With two children ages 7 and 9, the Mays’ fears for the children’s safety outweighed their concerns about sharing the neighborhood with the lion.
“I’m an environmentalist, a conservationist who is respectful of Mother Earth and Montana’s native wildlife,” she said. “It was just awful, but there was an imminent threat to our children and our animals’ safety.”
Northey said he also had mixed emotions, but feared for the safety of renters on his property, including a 4-year-old boy.
“I was worried about the behavior pattern of the animal, since it wasn’t feeding on its kill,” Northey said. “I asked Kraig if it was dangerous, and he told me if I go down to my corral at night I’d better be packing iron. He said if the cat had killed something, it would defend the kill and take me down.”
It wasn’t a good area to use tracking dogs, so Glazier set traps for the big cat and installed motion detectors that could notify him remotely if something was at the May or Northey residence.
Then he got into the cab of his truck and waited.
Mountain lions usually are most active at dawn and dusk. By 1:30 a.m. Saturday, all was still quiet so Glazier went home.
When the Mays awoke Saturday morning, a third llama was dead.
“We were down to one and we were flipping out,” Perri May said. “I spent almost two hours trying to get a halter on her and she was totally wigged out. I walked her over to John’s, thinking that if she were left by herself she was completely vulnerable and maybe there’d be safety in numbers.”
The trap remained empty Saturday night, and all the llamas made it through the night. Glazier was questioning whether the lion would return, but left the traps in place.
He got a call from Jeff May about 9:15 p.m.
“He said he had a spotlight and could see eyes down by where the last llama was killed, but he didn’t know if it was the lion,” Glazier said. “I got out there, identified it and shot the lion from their deck. It was a really large one.”
Northey said the lion had dew claws the size of his pinky finger that were sharper than knives. Lions jump on their prey, hanging on with the dew claws, then use their jaws to crunch the head or trachea to make a kill.
For Northey and Perri May, the shooting left them with a sense of relief mixed with remorse.
“I love my llamas and raised them from babies,” Northey said. “Yet when I found myself down on the ground with it, I kept petting that damn cat. It was just a reflex action. It was absolutely beautiful.”

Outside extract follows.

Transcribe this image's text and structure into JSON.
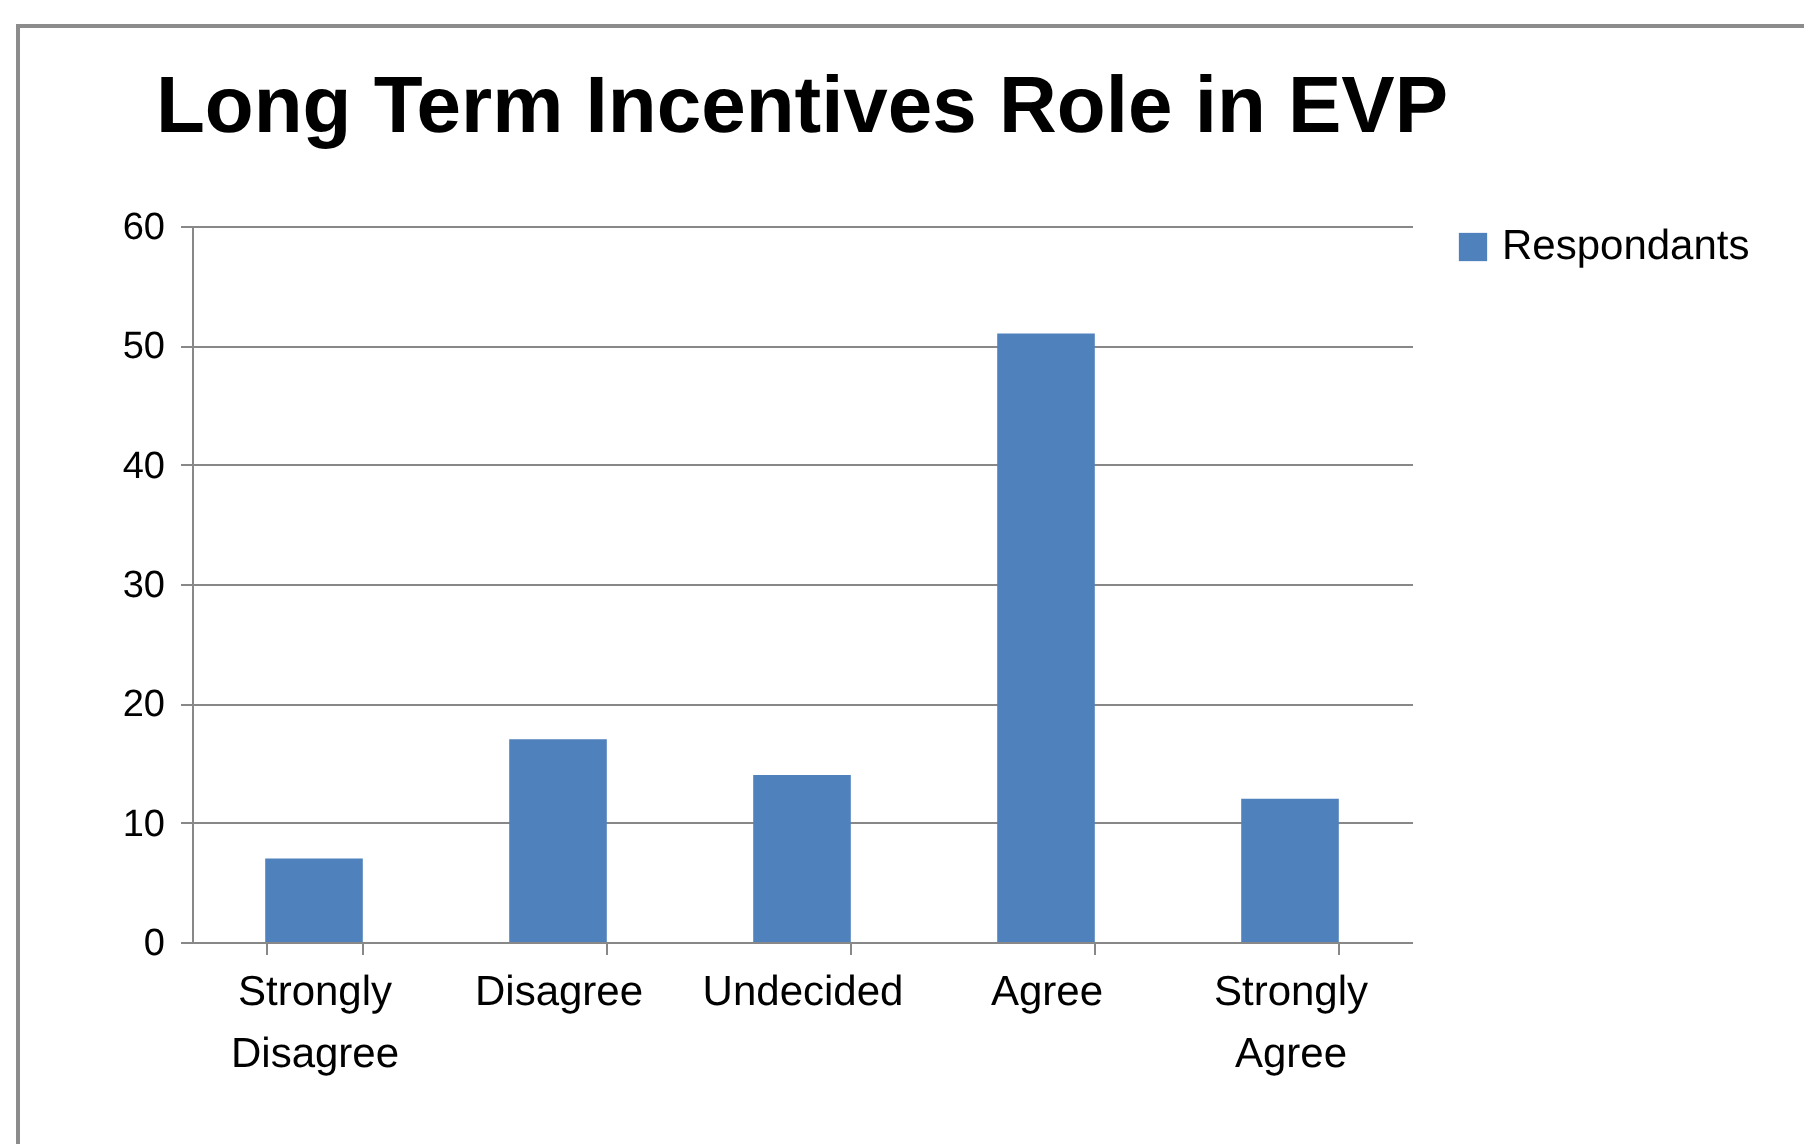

Wildlife managers are not surprised to see the mountain lions in the area, because Helena is prime mountain lion habitat. Usually they coexist with livestock without a problem, but when large predators prey on livestock, wildlife managers can remove them. If they are causing problems or are too comfortable around people, FWP game wardens usually handle those situations.
Dave Loewen, a game warden with Montana Fish, Wildlife and Parks, said the agency hasn’t had a rash of mountain lion and human encounters, but oddly enough he shot and killed a mountain lion near the Blue Cloud subdivision the day after Glazier took the one near Birdseye. The lion shot by Loewen had killed two house cats.
“That one was in close proximity to the subdivision and near a school bus stop and where people collect their mail,” Loewen said. “But I think the two incidents were coincidental things that happened in a short period of time.”
Still, he adds that the same morning he removed the lion, FWP had a call from people saying they saw a lion in the South Hills of Helena near Gold Rush street.
Jenny Sika, a Helena-based FWP wildlife biologist, said she also thinks what some might see as an increase in mountain lion sightings also just might be coincidental, but she and other Region 3 biologists are gathering information to try to get a better perspective of what’s going on with the historically secretive predator.
“Mountain lions are hard to get numbers on,” Sika said. “The department is working on a modeling project … that will help us monitor lions on the landscape.”